Why is this important?
These were quite extraordinary events because ordinary investors induced large funds to accumulate significant losses. This strategy fits the image that many personal investment apps want to market themselves with. The main app used in the process was Robinhood which claims to be a tool to democratise finance and spread the opportunities of trading to everyone.
Such apps, and some of the behaviours associated with them, pose several issues. First of all, although they benefit those with an understanding of the financial sector, they encourage risk-taking from people who do not understand what they are doing. This is especially true with “zero-commission” apps such as Robinhood because they allow people to gamble their initial investment many times. There has also been an associated rise of “financial influencers” on social media like Tik Tok who give advice that may lead to disasters. Moreover, it is unclear whether these influencers profit from the advice they give. Such freedom with money can be dangerous. A 20 year-old trader killed himself last year thinking he had made big losses on Robinhood. The family is now suing the app for allowing him to take on the risk. Some people, bored from being locked-up and unable to go to casinos or to bet on sports, actually took up trading instead.
Secondly, the independence of these personal investment apps is not clear. Robinhood is currently valued at $20 billion and has 13 million users.
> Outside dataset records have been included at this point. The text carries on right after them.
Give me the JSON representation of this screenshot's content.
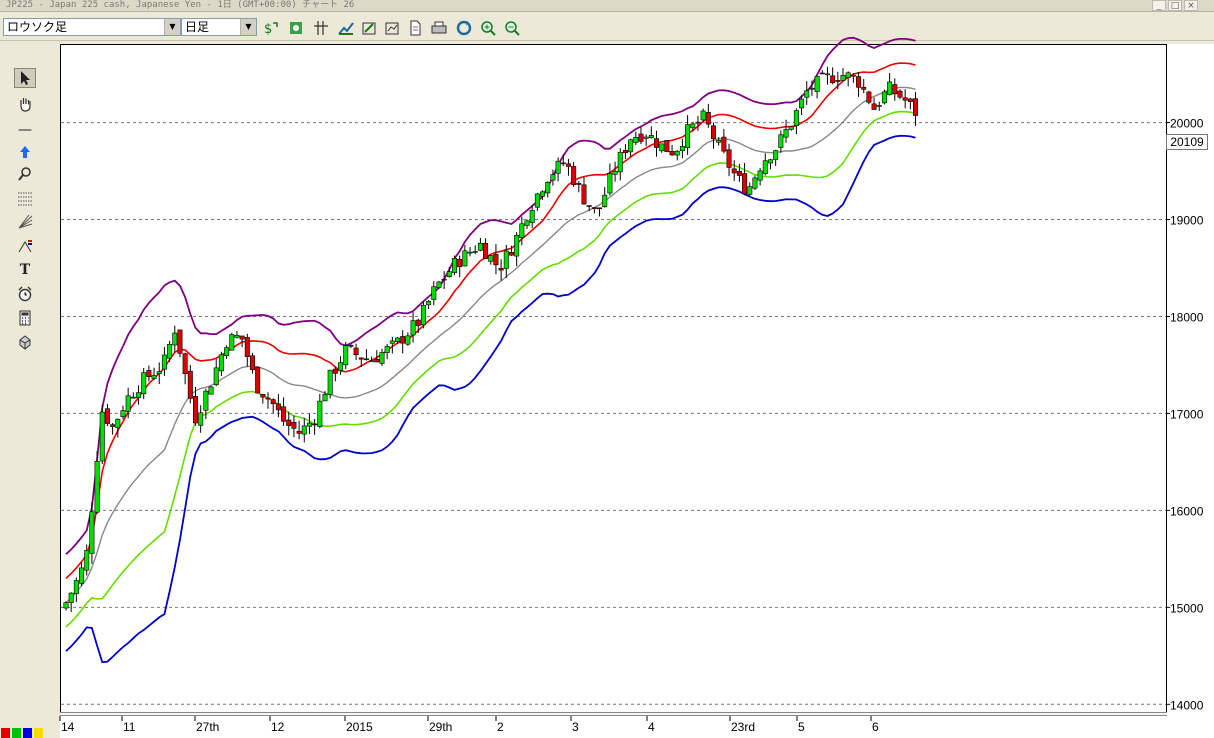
{
  "window": {
    "title": "JP225 - Japan 225 cash, Japanese Yen - 1日 (GMT+00:00)  チャート 26",
    "minimize_glyph": "_",
    "maximize_glyph": "□",
    "close_glyph": "×"
  },
  "toolbar": {
    "chart_type_value": "ロウソク足",
    "timeframe_value": "日足",
    "dropdown_arrow": "▼",
    "buttons": [
      "indicator-add-icon",
      "object-list-icon",
      "crosshair-icon",
      "chart-settings-icon",
      "edit-icon",
      "period-icon",
      "document-icon",
      "print-icon",
      "refresh-icon",
      "zoom-in-icon",
      "zoom-out-icon"
    ]
  },
  "palette": {
    "tools": [
      "cursor-icon",
      "hand-icon",
      "horizontal-line-icon",
      "arrow-up-icon",
      "magnifier-icon",
      "fibonacci-icon",
      "fan-icon",
      "pitchfork-icon",
      "text-icon",
      "alarm-clock-icon",
      "calculator-icon",
      "shapes-icon"
    ],
    "text_tool_glyph": "T",
    "line_tool_glyph": "—"
  },
  "chart_data": {
    "type": "candlestick",
    "symbol": "JP225",
    "current_price_label": "20109",
    "y_ticks": [
      "14000",
      "15000",
      "16000",
      "17000",
      "18000",
      "19000",
      "20000"
    ],
    "ylim": [
      13900,
      20800
    ],
    "x_labels": [
      "14",
      "11",
      "27th",
      "12",
      "2015",
      "29th",
      "2",
      "3",
      "4",
      "23rd",
      "5",
      "6"
    ],
    "grid": "horizontal dashed",
    "candles_count": 165,
    "key_closes": [
      [
        0,
        15050
      ],
      [
        6,
        15350
      ],
      [
        9,
        15600
      ],
      [
        12,
        16400
      ],
      [
        15,
        17050
      ],
      [
        19,
        16850
      ],
      [
        25,
        17150
      ],
      [
        32,
        17350
      ],
      [
        40,
        17500
      ],
      [
        45,
        17900
      ],
      [
        48,
        17500
      ],
      [
        53,
        16950
      ],
      [
        60,
        17350
      ],
      [
        66,
        17750
      ],
      [
        72,
        17800
      ],
      [
        78,
        17300
      ],
      [
        85,
        17100
      ],
      [
        90,
        16900
      ],
      [
        96,
        16800
      ],
      [
        102,
        16950
      ],
      [
        108,
        17350
      ],
      [
        115,
        17650
      ],
      [
        125,
        17550
      ],
      [
        135,
        17700
      ],
      [
        145,
        17950
      ],
      [
        152,
        18300
      ],
      [
        160,
        18550
      ],
      [
        170,
        18750
      ],
      [
        178,
        18500
      ],
      [
        184,
        18750
      ],
      [
        190,
        19100
      ],
      [
        198,
        19450
      ],
      [
        205,
        19600
      ],
      [
        212,
        19250
      ],
      [
        218,
        19050
      ],
      [
        225,
        19500
      ],
      [
        232,
        19850
      ],
      [
        238,
        19900
      ],
      [
        245,
        19750
      ],
      [
        250,
        19700
      ],
      [
        255,
        19900
      ],
      [
        262,
        20050
      ],
      [
        268,
        19750
      ],
      [
        275,
        19450
      ],
      [
        280,
        19300
      ],
      [
        286,
        19600
      ],
      [
        292,
        19750
      ],
      [
        298,
        20000
      ],
      [
        305,
        20350
      ],
      [
        312,
        20450
      ],
      [
        318,
        20500
      ],
      [
        325,
        20450
      ],
      [
        332,
        20150
      ],
      [
        338,
        20350
      ],
      [
        344,
        20250
      ],
      [
        349,
        20109
      ]
    ],
    "colors": {
      "bull": "#00dd00",
      "bear": "#dd0000",
      "bb_upper": "#800080",
      "bb_lower": "#0000cc",
      "ma_red": "#ee0000",
      "ma_gray": "#888888",
      "ma_green": "#66dd00",
      "grid": "#777777"
    }
  },
  "status": {
    "color_squares": [
      "#e00000",
      "#00c000",
      "#0000e0",
      "#ffd800"
    ]
  }
}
The company, offering a free service, makes money from directing its users towards those who are most likely to be interested in buying and selling shares, meaning mainly established Wall Street funds. These funds pay Robinhood for the traffic it directs to them. In December 2020, Robinhood had to pay a $65 million settlement fine for reselling its clients’ investments to the hedge fund Citadel and for its failure to disclose payment practices. Finally, on January 28, Robinhood blocked its users from buying GameStop and AMC shares after their price shot-up and increased volatility. A class-action for alleged market manipulation was launched by a customer against Robinhood on the same day. All of this demonstrates that Robinhood’s goal of democratising trading is primarily a marketing strategy.
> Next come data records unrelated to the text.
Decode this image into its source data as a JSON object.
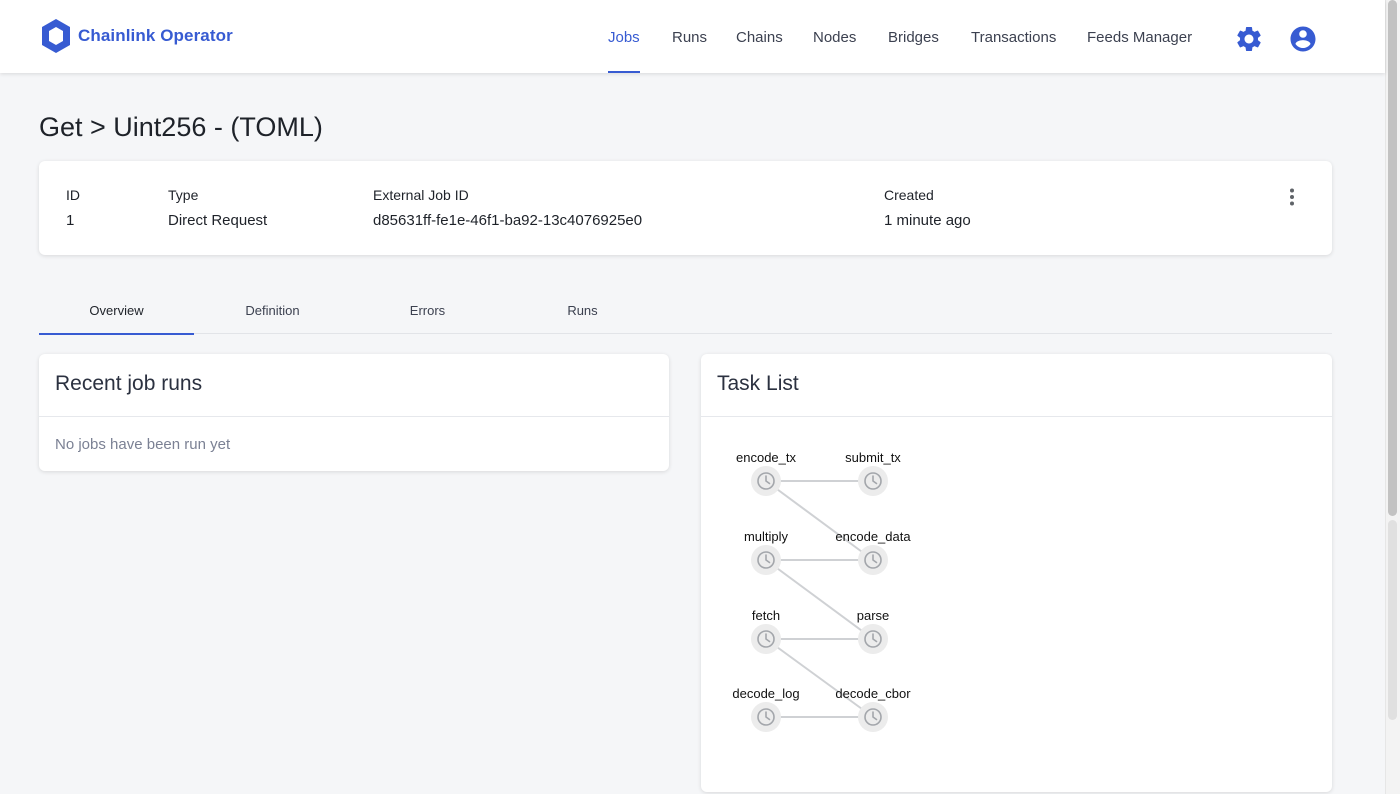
{
  "app": {
    "name": "Chainlink Operator",
    "colors": {
      "brand": "#375bd2",
      "background": "#f5f6f8",
      "card": "#ffffff"
    }
  },
  "nav": {
    "items": [
      {
        "label": "Jobs",
        "active": true
      },
      {
        "label": "Runs"
      },
      {
        "label": "Chains"
      },
      {
        "label": "Nodes"
      },
      {
        "label": "Bridges"
      },
      {
        "label": "Transactions"
      },
      {
        "label": "Feeds Manager"
      }
    ],
    "icons": [
      "gear-icon",
      "account-circle-icon"
    ]
  },
  "page": {
    "title": "Get > Uint256 - (TOML)"
  },
  "job": {
    "id_label": "ID",
    "id_value": "1",
    "type_label": "Type",
    "type_value": "Direct Request",
    "external_label": "External Job ID",
    "external_value": "d85631ff-fe1e-46f1-ba92-13c4076925e0",
    "created_label": "Created",
    "created_value": "1 minute ago"
  },
  "tabs": [
    {
      "label": "Overview",
      "active": true
    },
    {
      "label": "Definition"
    },
    {
      "label": "Errors"
    },
    {
      "label": "Runs"
    }
  ],
  "recent_runs": {
    "title": "Recent job runs",
    "empty": "No jobs have been run yet"
  },
  "task_list": {
    "title": "Task List",
    "tasks": [
      {
        "name": "encode_tx",
        "status": "pending",
        "status_icon": "clock-icon"
      },
      {
        "name": "submit_tx",
        "status": "pending",
        "status_icon": "clock-icon"
      },
      {
        "name": "multiply",
        "status": "pending",
        "status_icon": "clock-icon"
      },
      {
        "name": "encode_data",
        "status": "pending",
        "status_icon": "clock-icon"
      },
      {
        "name": "fetch",
        "status": "pending",
        "status_icon": "clock-icon"
      },
      {
        "name": "parse",
        "status": "pending",
        "status_icon": "clock-icon"
      },
      {
        "name": "decode_log",
        "status": "pending",
        "status_icon": "clock-icon"
      },
      {
        "name": "decode_cbor",
        "status": "pending",
        "status_icon": "clock-icon"
      }
    ],
    "edges": [
      [
        "decode_log",
        "decode_cbor"
      ],
      [
        "decode_cbor",
        "fetch"
      ],
      [
        "fetch",
        "parse"
      ],
      [
        "parse",
        "multiply"
      ],
      [
        "multiply",
        "encode_data"
      ],
      [
        "encode_data",
        "encode_tx"
      ],
      [
        "encode_tx",
        "submit_tx"
      ]
    ]
  }
}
What do these events teach us?
The main take-away is that the pandemic and the associated boom in technology have made markets even more unstable than before. The rise of share-holder capitalism means that investing is one of the most profitable ways to make a living but it has also made the economy more focused on inflation than on employment or growth. The problems that such an approach poses have been exposed by the GameStop events. They have demonstrated to us how dependent we are on markets and how volatile these are.
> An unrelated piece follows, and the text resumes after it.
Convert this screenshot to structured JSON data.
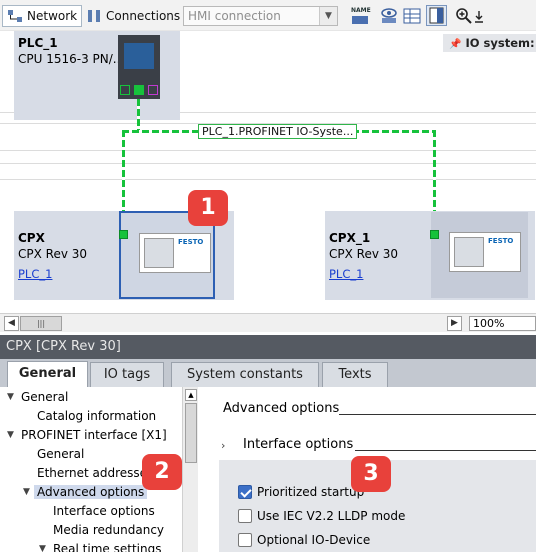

The increased access to information has come hand in hand with an increased amount of individual responsibility. For instance, people now often have to take decisions on their pension plans themselves rather than these decisions being taken at company level. Robinhood’s democratisation goals actually put responsibility on people for not only their own ill-informed decisions but also the unpredictable fluctuations of markets. Giving people the opportunity to speculate alongside Wall Street is not democratisation, it is giving people an adrenaline kick by putting their savings at stake. All of this is reinforced by the current fiscal stimulus package, much of which may end-up being invested through these apps.
The dangers posed by individual trading combined with the increase of gig economy jobs and zero-hour contracts point towards a very unstable economy and employment market after the pandemic. The GameStop mayhem should be viewed as a call for action for regulators.